Fair Game UK held its annual conference at AFC Wimbledon’s Plough Lane on 21 May. Among the attendees were TOHIF’s Colm Kearns and Dan Kilvington. Fair Game UK is an organisation aimed at ensuring football is governed with fairness, openness and transparency. Their advisory council includes representatives from several professional football clubs up and down the league pyramid.
The conference featured a series of thought-provoking sessions on the governance, fairness and sustainability of football in the UK. Topics discussed included the proposed independent football regulator, the ramifications of the scrapping of FA Cup replays, football’s failing financial model, and online hate in football. Dan Kilvington was one of the featured speakers in this last panel and provided attendees with insights on the problem gathered over the course of the TOHIF project.
Throughout the day, Dan and Colm manned a stall on the TOHIF project, providing interested attendees with badges, business cards, flyers and lively conversation about the issue of online hate in football.
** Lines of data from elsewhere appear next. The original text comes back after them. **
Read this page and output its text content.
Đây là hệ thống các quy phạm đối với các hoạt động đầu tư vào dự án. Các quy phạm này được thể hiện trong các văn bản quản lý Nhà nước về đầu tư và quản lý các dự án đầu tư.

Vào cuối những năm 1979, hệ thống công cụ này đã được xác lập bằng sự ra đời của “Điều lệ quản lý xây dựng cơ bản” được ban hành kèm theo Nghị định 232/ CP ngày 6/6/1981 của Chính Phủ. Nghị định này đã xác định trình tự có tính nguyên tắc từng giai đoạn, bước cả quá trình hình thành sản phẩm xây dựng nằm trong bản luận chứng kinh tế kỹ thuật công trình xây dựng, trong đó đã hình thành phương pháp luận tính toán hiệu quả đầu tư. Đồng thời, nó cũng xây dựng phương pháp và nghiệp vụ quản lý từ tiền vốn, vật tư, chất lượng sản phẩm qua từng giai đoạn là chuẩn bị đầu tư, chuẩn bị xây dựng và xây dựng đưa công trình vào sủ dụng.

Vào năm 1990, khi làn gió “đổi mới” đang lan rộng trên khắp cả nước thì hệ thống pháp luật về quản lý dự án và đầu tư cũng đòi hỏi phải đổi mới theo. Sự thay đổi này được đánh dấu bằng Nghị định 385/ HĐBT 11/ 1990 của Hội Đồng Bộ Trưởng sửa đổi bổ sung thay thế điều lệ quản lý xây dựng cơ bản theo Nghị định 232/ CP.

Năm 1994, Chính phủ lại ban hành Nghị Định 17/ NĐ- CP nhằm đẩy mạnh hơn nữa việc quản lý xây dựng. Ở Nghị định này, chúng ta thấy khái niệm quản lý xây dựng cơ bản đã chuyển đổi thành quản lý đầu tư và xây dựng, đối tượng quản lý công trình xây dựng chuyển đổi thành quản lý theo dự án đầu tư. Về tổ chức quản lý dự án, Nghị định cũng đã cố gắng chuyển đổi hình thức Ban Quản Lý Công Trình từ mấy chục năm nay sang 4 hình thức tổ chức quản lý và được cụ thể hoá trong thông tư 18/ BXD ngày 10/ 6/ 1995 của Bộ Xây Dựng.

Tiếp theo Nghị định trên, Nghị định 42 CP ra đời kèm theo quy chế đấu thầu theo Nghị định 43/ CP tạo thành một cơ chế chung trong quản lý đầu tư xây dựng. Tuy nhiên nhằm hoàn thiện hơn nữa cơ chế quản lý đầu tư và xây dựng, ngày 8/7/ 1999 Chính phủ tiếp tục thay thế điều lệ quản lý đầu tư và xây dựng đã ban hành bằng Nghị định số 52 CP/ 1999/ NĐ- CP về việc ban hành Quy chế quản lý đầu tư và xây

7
They had the opportunity to speak with journalists, activists and club officials on a wide variety of topics related to the issue, such as how ableist abuse is often overlooked, flaws in the structures for reporting abuse, and the difficulties of discerning genuine insights from an enormous dataset.
Fair Game UK provided the TOHIF team with a vital opportunity to meet and network with key stakeholders concerned about the issue of online hate in football. It is likely that many fruitful collaborations will follow from this.